The crowd at the event revealed a strong focus on acquisition opportunities, with 60 percent indicating that their bank will most likely buy another financial institution in 2015, and 16 percent indicating plans to sell. The audience revealed a greater likelihood to participate in M&A in 2015 than the banking community as a whole: Bank Director’s 2015 Bank M&A Survey, conducted in September 2014 and sponsored by Crowe Horwath LLP, found that 47 percent planned to buy, and just three percent to sell, this year.
When asked about the biggest barrier for banks seeking an acquisition in today’s market, attendees cited high price expectations on the part of the seller, at roughly one-third. Attendees were also asked which part of the M&A cycle worries them most: 44 percent cited pre-deal considerations, including price and negotiating the deal. This trumps post-deal concerns, such as integration, cited by 36 percent of attendees.

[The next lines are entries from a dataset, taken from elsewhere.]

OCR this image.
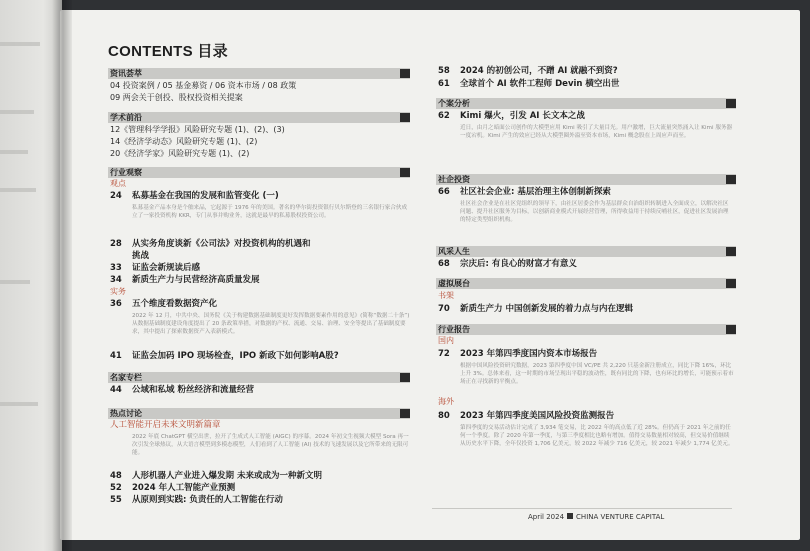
CONTENTS 目录
资讯荟萃
04 投资案例 / 05 基金募资 / 06 资本市场 / 08 政策
09 两会关于创投、股权投资相关提案
学术前沿
12《管理科学学报》风险研究专题 (1)、(2)、(3)
14《经济学动态》风险研究专题 (1)、(2)
20《经济学家》风险研究专题 (1)、(2)
行业观察
观点
24 私募基金在我国的发展和监管变化 (一)
私募基金产品本身是个舶来品，它起源于 1976 年的美国。著名的华尔街投资银行贝尔斯登的三名银行家合伙成立了一家投资机构 KKR，专门从事并购业务，这就是最早的私募股权投资公司。
28 从实务角度谈新《公司法》对投资机构的机遇和
挑战
33 证监会新规读后感
34 新质生产力与民营经济高质量发展
实务
36 五个维度看数据资产化
2022 年 12 月，中共中央、国务院《关于构建数据基础制度更好发挥数据要素作用的意见》(简称“数据二十条”) 从数据基础制度建设角度提出了 20 条政策举措，对数据的产权、流通、交易、治理、安全等提出了基础制度要求，其中提出了探索数据资产入表新模式。
41 证监会加码 IPO 现场检查，IPO 新政下如何影响A股?
名家专栏
44 公域和私域 粉丝经济和流量经营
热点讨论
人工智能开启未来文明新篇章
2022 年底 ChatGPT 横空出世，拉开了生成式人工智能 (AIGC) 的序幕。2024 年初文生视频大模型 Sora 再一次引发全球热议，从大语言模型到多模态模型，人们看到了人工智能 (AI) 技术的飞速发展以及它所带来的无限可能。
48 人形机器人产业进入爆发期 未来或成为一种新文明
52 2024 年人工智能产业预测
55 从原则到实践: 负责任的人工智能在行动
58 2024 的初创公司，不蹭 AI 就融不到资?
61 全球首个 AI 软件工程师 Devin 横空出世
个案分析
62 Kimi 爆火，引发 AI 长文本之战
近日，由月之暗面公司创作的大模型应用 Kimi 吸引了大量目光。用户激增，巨大流量突然涌入让 Kimi 服务器一度宕机。Kimi 产生的效应已经从大模型圈外溢至资本市场，Kimi 概念股在上周应声而至。
社企投资
66 社区社会企业: 基层治理主体创制新探索
社区社会企业是在社区党组织的领导下，由社区居委会作为基层群众自治组织转制进入全面成立，以解决社区问题、提升社区服务为目标，以创新商业模式开展经营管理，所得收益用于持续反哺社区，促进社区发展治理的特定类型组织机构。
风采人生
68 宗庆后: 有良心的财富才有意义
虚拟展台
书架
70 新质生产力 中国创新发展的着力点与内在逻辑
行业报告
国内
72 2023 年第四季度国内资本市场报告
根据中国风险投资研究数据，2023 第四季度中国 VC/PE 共 2,220 只基金新注册成立，同比下降 16%，环比上升 3%。总体来看，这一时期的市场呈现出平稳的波动性，既有同比的下降，也有环比的增长，可能预示着市场正在寻找新的平衡点。
海外
80 2023 年第四季度美国风险投资监测报告
第四季度的交易活动估计完成了 3,934 笔交易，比 2022 年的高点低了近 28%。但仍高于 2021 年之前的任何一个季度。除了 2020 年第一季度，与第三季度相比也略有增加。值得交易数量相对较高，但交易价值继续从历史水平下降，全年仅投资 1,706 亿美元，较 2022 年减少 716 亿美元，较 2021 年减少 1,774 亿美元。
April 2024 CHINA VENTURE CAPITAL
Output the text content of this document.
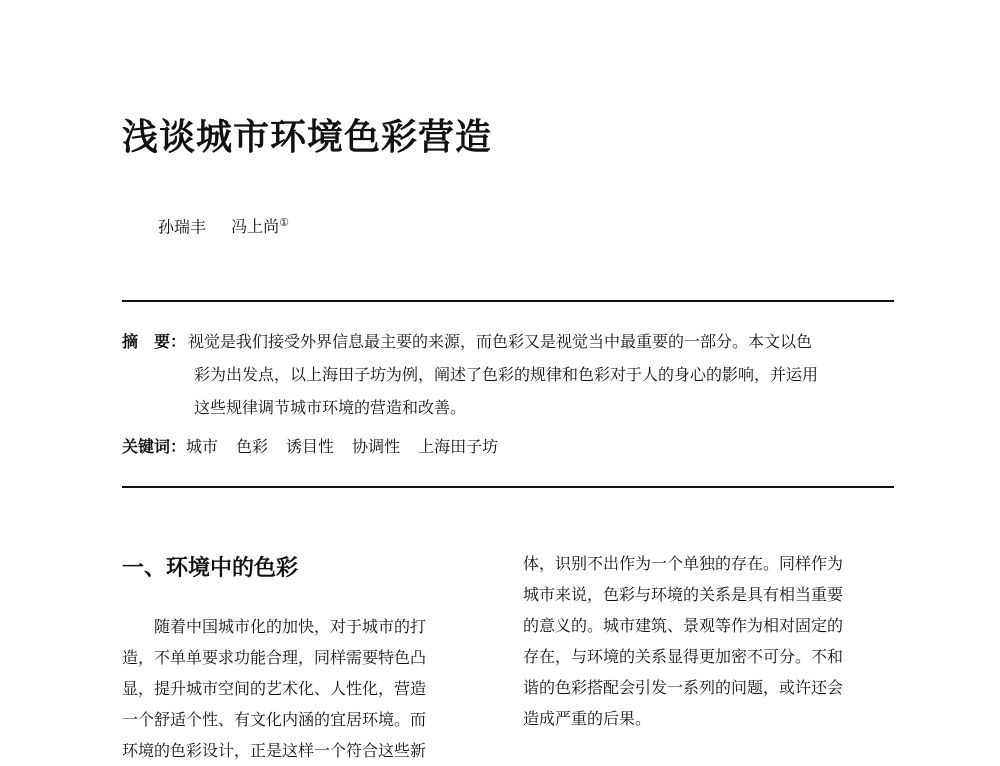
浅谈城市环境色彩营造
孙瑞丰 冯上尚①
摘 要： 视觉是我们接受外界信息最主要的来源，而色彩又是视觉当中最重要的一部分。本文以色
彩为出发点，以上海田子坊为例，阐述了色彩的规律和色彩对于人的身心的影响，并运用
这些规律调节城市环境的营造和改善。
关键词：城市 色彩 诱目性 协调性 上海田子坊
一、环境中的色彩
随着中国城市化的加快，对于城市的打
造，不单单要求功能合理，同样需要特色凸
显，提升城市空间的艺术化、人性化，营造
一个舒适个性、有文化内涵的宜居环境。而
环境的色彩设计，正是这样一个符合这些新
体，识别不出作为一个单独的存在。同样作为
城市来说，色彩与环境的关系是具有相当重要
的意义的。城市建筑、景观等作为相对固定的
存在，与环境的关系显得更加密不可分。不和
谐的色彩搭配会引发一系列的问题，或许还会
造成严重的后果。
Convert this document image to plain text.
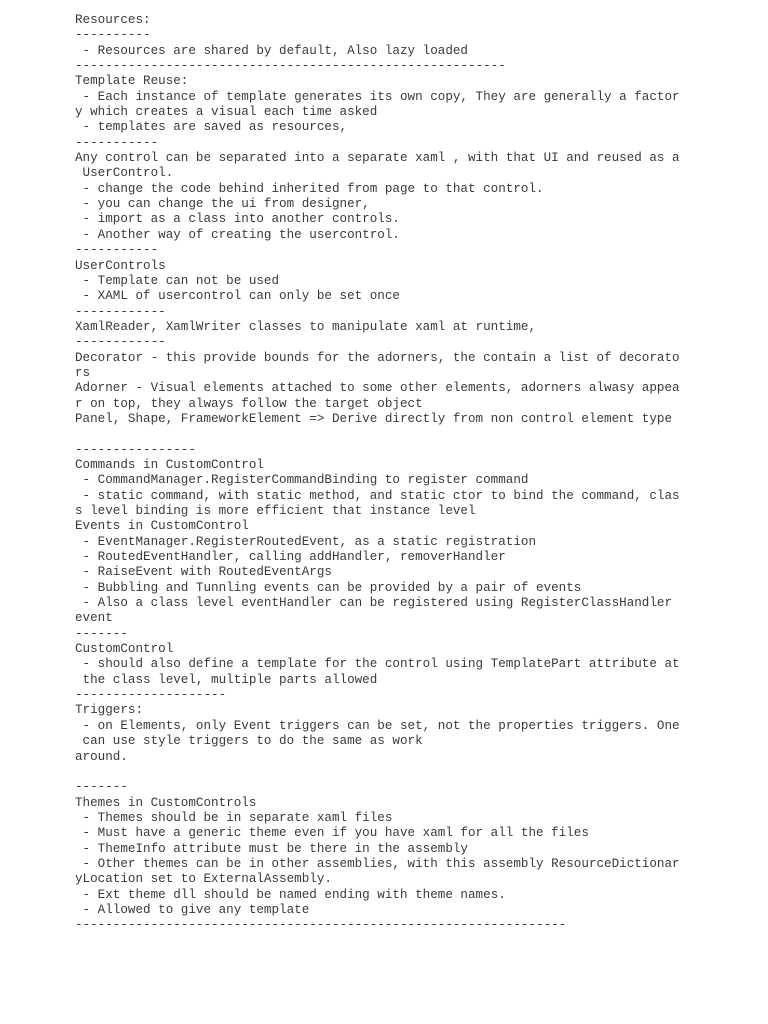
Resources:
----------
- Resources are shared by default, Also lazy loaded
---------------------------------------------------------
Template Reuse:
- Each instance of template generates its own copy, They are generally a factor
y which creates a visual each time asked
- templates are saved as resources,
-----------
Any control can be separated into a separate xaml , with that UI and reused as a
UserControl.
- change the code behind inherited from page to that control.
- you can change the ui from designer,
- import as a class into another controls.
- Another way of creating the usercontrol.
-----------
UserControls
- Template can not be used
- XAML of usercontrol can only be set once
------------
XamlReader, XamlWriter classes to manipulate xaml at runtime,
------------
Decorator - this provide bounds for the adorners, the contain a list of decorato
rs
Adorner - Visual elements attached to some other elements, adorners alwasy appea
r on top, they always follow the target object
Panel, Shape, FrameworkElement => Derive directly from non control element type
----------------
Commands in CustomControl
- CommandManager.RegisterCommandBinding to register command
- static command, with static method, and static ctor to bind the command, clas
s level binding is more efficient that instance level
Events in CustomControl
- EventManager.RegisterRoutedEvent, as a static registration
- RoutedEventHandler, calling addHandler, removerHandler
- RaiseEvent with RoutedEventArgs
- Bubbling and Tunnling events can be provided by a pair of events
- Also a class level eventHandler can be registered using RegisterClassHandler
event
-------
CustomControl
- should also define a template for the control using TemplatePart attribute at
the class level, multiple parts allowed
--------------------
Triggers:
- on Elements, only Event triggers can be set, not the properties triggers. One
can use style triggers to do the same as work
around.
-------
Themes in CustomControls
- Themes should be in separate xaml files
- Must have a generic theme even if you have xaml for all the files
- ThemeInfo attribute must be there in the assembly
- Other themes can be in other assemblies, with this assembly ResourceDictionar
yLocation set to ExternalAssembly.
- Ext theme dll should be named ending with theme names.
- Allowed to give any template
-----------------------------------------------------------------
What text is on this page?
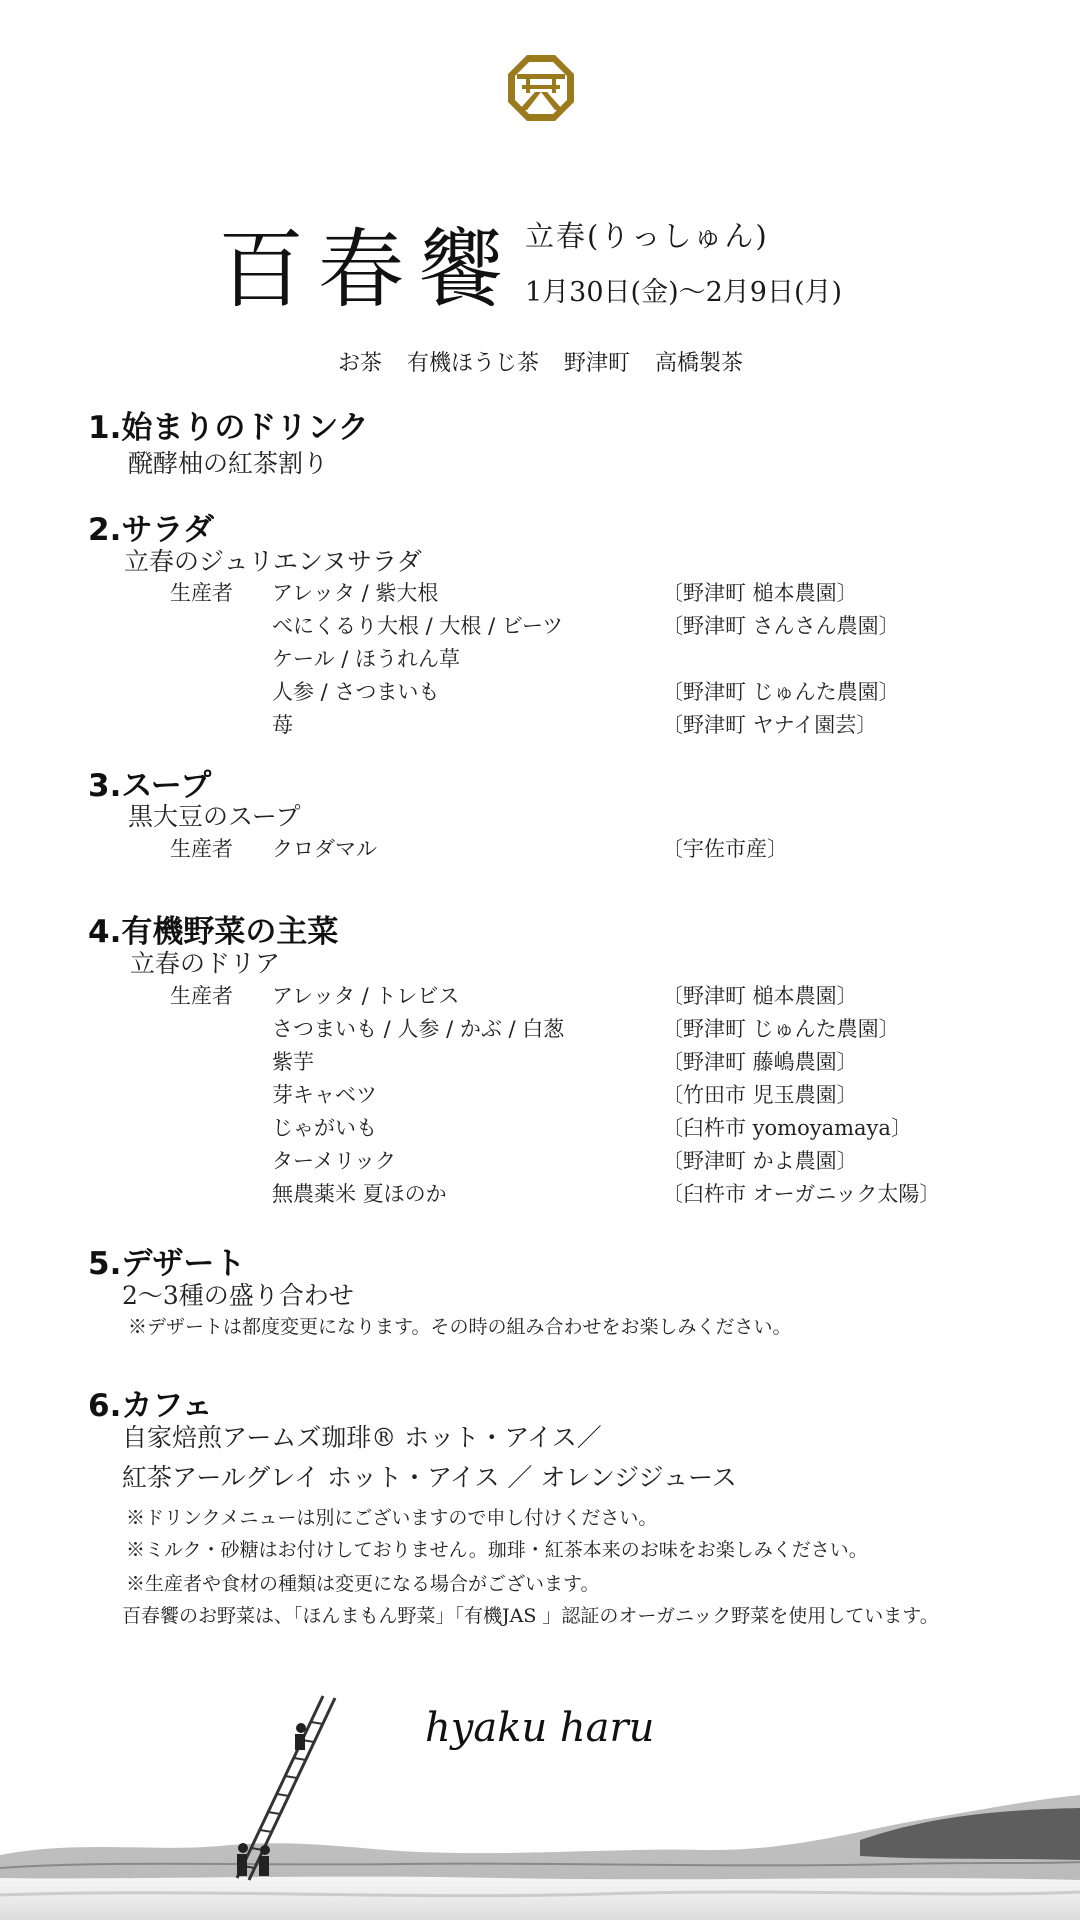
百春饗 立春(りっしゅん)
1月30日(金)〜2月9日(月)
お茶 有機ほうじ茶 野津町 高橋製茶
1.始まりのドリンク
醗酵柚の紅茶割り
2.サラダ
立春のジュリエンヌサラダ
生産者 アレッタ / 紫大根	〔野津町 槌本農園〕
べにくるり大根 / 大根 / ビーツ	〔野津町 さんさん農園〕
ケール / ほうれん草
人参 / さつまいも	〔野津町 じゅんた農園〕
苺	〔野津町 ヤナイ園芸〕
3.スープ
黒大豆のスープ
生産者 クロダマル	〔宇佐市産〕
4.有機野菜の主菜
立春のドリア
生産者 アレッタ / トレビス	〔野津町 槌本農園〕
さつまいも / 人参 / かぶ / 白葱	〔野津町 じゅんた農園〕
紫芋	〔野津町 藤嶋農園〕
芽キャベツ	〔竹田市 児玉農園〕
じゃがいも	〔臼杵市 yomoyamaya〕
ターメリック	〔野津町 かよ農園〕
無農薬米 夏ほのか	〔臼杵市 オーガニック太陽〕
5.デザート
2〜3種の盛り合わせ
※デザートは都度変更になります。その時の組み合わせをお楽しみください。
6.カフェ
自家焙煎アームズ珈琲® ホット・アイス／
紅茶アールグレイ ホット・アイス ／ オレンジジュース
※ドリンクメニューは別にございますので申し付けください。
※ミルク・砂糖はお付けしておりません。珈琲・紅茶本来のお味をお楽しみください。
※生産者や食材の種類は変更になる場合がございます。
百春饗のお野菜は、「ほんまもん野菜」「有機JAS 」認証のオーガニック野菜を使用しています。
hyaku haru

Thirty-four percent said that many targets don’t want to sell, underscoring that confident spirit that brighter days are ahead. Potential sellers may be willing to wait it out for a higher price. While the vast majority of the audience expressed confidence that they understand the value of their bank, 40 percent revealed they are not confident that their board knows what the bank is worth.
On stage at the event, Rick Childs, a partner in Crowe Horwath’s financial advisory services group, said that price and an unwillingness to sell on the part of the target bank really fit hand-in-glove. Many banks don’t want to sell because they expect a high price. High dollar deals—those with pricing about 2.5 times tangible book value—receive a lot of attention, but “there’s a big chunk of deals that get done for less than tangible book value,” said Childs. The expectations of board members and shareholders may not align with those of the market.
There may be more buyers than sellers, but it’s not entirely a seller’s market. A track record of growth and profitability make for a more attractive seller. Almost half of the audience at Acquire or Be Acquired revealed that their primary reason to make an acquisition is to increase earnings per share. Childs said that investors have shifted focus to earnings potential, as opposed to worrying about tangible book value dilution as much, representing a positive step for the industry. Earnings are improving for banks, and targets are more attractive. “I think it’s the right focus to have on deals these days,” he said.
So how do you grow if your bank can’t find the right target at the right price? Not surprisingly, given the audience, 82 percent of attendees said that lending is the primary path to growth for their organization. The best opportunities for loan growth are in commercial real estate, according to 58 percent of attendees. Almost one-third cited commercial & industrial (C&I) lending, and 9 percent cited residential loans.
Commercial real estate loans have been steadily rising since the fourth quarter 2012, according to the Federal Reserve Bank of St. Louis, following a steep decline beginning in the fourth quarter 2008. C&I lending experienced a similar fall, but recovered more quickly. Recovery in the residential loan market has been unsteady.
Childs told the crowd that he sees pockets of the country where lending is picking up, as companies that were forced to live within their means during lean years look to expand and invest in their businesses. But demand hasn’t picked up everywhere. Almost half of the audience said that, aside from regulatory costs, constraints on loan growth, including weak demand, have the most negative impact on the profitability of their institution.